If your gingivitis is not treated, it can lead to periodontitis. As the disease progresses further, it breaks down the tissues and bones supporting the teeth, causing the gums to separate from the teeth. These are called “pockets.” More bacteria can gather in the pockets, which can lead to further destruction of the gum tissue and bone.
Periodontal disease is the leading cause of tooth loss in adults, according to the National Institute of Dental and Craniofacial Research. It has also has been linked to diabetes, heart disease, and other diseases.
How is Periodontal Disease Treated?
Many people don’t realize that during regular cleanings, the hygienist only polishes the teeth above the gum line. To treat bacteria properly below the gum line, our periodontist or hygienist in Homestead will use a technique known as scaling and root planing to remove plaque and tartar from periodontal pockets and smooth the tooth root to remove bacteria. If necessary, an antibiotic can be applied to treat the gum infection.
You may require more frequent cleanings, plus periodontal maintenance in order to treat the infected areas and keep the gum disease from advancing. Periodontal disease is a systemic disease; it’s only reversible when it’s caught in the gingivitis stage.
If the bone supporting your teeth is destroyed by periodontal disease, our dentist or a specialist may recommend a regenerative procedure like a bone graft, tissue graft, or tissue-stimulating proteins to regenerate bone and tissue.
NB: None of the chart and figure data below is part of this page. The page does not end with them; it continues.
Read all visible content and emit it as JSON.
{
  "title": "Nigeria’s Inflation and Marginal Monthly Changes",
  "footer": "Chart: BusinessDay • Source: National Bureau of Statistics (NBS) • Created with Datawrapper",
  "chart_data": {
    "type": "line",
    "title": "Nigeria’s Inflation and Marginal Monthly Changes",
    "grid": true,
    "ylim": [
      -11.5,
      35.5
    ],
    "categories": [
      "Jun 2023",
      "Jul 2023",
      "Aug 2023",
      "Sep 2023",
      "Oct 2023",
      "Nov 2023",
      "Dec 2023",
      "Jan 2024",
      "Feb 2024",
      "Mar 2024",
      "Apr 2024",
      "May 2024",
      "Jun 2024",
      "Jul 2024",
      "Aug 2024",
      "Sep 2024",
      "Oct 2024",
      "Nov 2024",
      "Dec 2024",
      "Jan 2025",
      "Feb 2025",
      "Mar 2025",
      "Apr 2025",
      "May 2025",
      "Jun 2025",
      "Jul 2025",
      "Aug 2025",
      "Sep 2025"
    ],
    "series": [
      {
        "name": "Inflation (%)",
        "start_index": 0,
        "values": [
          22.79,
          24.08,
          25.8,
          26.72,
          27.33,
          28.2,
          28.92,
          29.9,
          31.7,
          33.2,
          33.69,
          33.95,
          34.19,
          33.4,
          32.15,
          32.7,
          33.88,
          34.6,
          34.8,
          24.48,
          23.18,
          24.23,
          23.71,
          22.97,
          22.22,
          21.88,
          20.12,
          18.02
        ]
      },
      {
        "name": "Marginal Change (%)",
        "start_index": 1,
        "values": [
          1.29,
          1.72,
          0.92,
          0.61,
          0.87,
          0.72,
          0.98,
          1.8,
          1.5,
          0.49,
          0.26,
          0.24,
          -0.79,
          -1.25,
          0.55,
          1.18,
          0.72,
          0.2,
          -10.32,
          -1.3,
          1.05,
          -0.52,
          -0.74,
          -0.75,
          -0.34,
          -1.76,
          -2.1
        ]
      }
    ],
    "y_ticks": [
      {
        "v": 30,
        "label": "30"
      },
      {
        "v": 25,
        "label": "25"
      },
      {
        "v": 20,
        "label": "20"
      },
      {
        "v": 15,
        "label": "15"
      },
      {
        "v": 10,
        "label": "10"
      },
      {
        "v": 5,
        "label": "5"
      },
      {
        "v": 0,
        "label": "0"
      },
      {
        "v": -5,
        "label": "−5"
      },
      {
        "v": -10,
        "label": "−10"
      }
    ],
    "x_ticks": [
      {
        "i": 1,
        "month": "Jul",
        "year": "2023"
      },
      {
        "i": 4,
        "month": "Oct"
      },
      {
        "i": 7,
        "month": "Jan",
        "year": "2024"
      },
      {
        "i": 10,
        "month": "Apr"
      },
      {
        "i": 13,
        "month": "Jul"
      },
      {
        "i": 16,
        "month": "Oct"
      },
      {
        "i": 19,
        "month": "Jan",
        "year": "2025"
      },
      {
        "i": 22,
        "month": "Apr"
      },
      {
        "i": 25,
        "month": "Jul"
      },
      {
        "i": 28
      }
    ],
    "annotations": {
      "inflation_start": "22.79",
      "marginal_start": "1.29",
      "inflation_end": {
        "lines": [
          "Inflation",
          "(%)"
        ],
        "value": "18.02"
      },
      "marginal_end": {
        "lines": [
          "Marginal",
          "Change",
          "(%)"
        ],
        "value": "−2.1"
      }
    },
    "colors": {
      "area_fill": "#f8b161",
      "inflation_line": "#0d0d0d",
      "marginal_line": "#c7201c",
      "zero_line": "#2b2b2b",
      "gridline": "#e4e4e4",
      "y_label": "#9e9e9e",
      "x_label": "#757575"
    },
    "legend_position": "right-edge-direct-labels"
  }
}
What Can I Do at Home to Prevent Gum Disease?
The best and most effective way to prevent gum disease is to have professional teeth cleanings at least twice a year – more if you require periodontal maintenance – and proper at-home oral hygiene. Brushing your teeth after every meal and flossing at least once each day will prevent tartar from building up on teeth and below your gum line.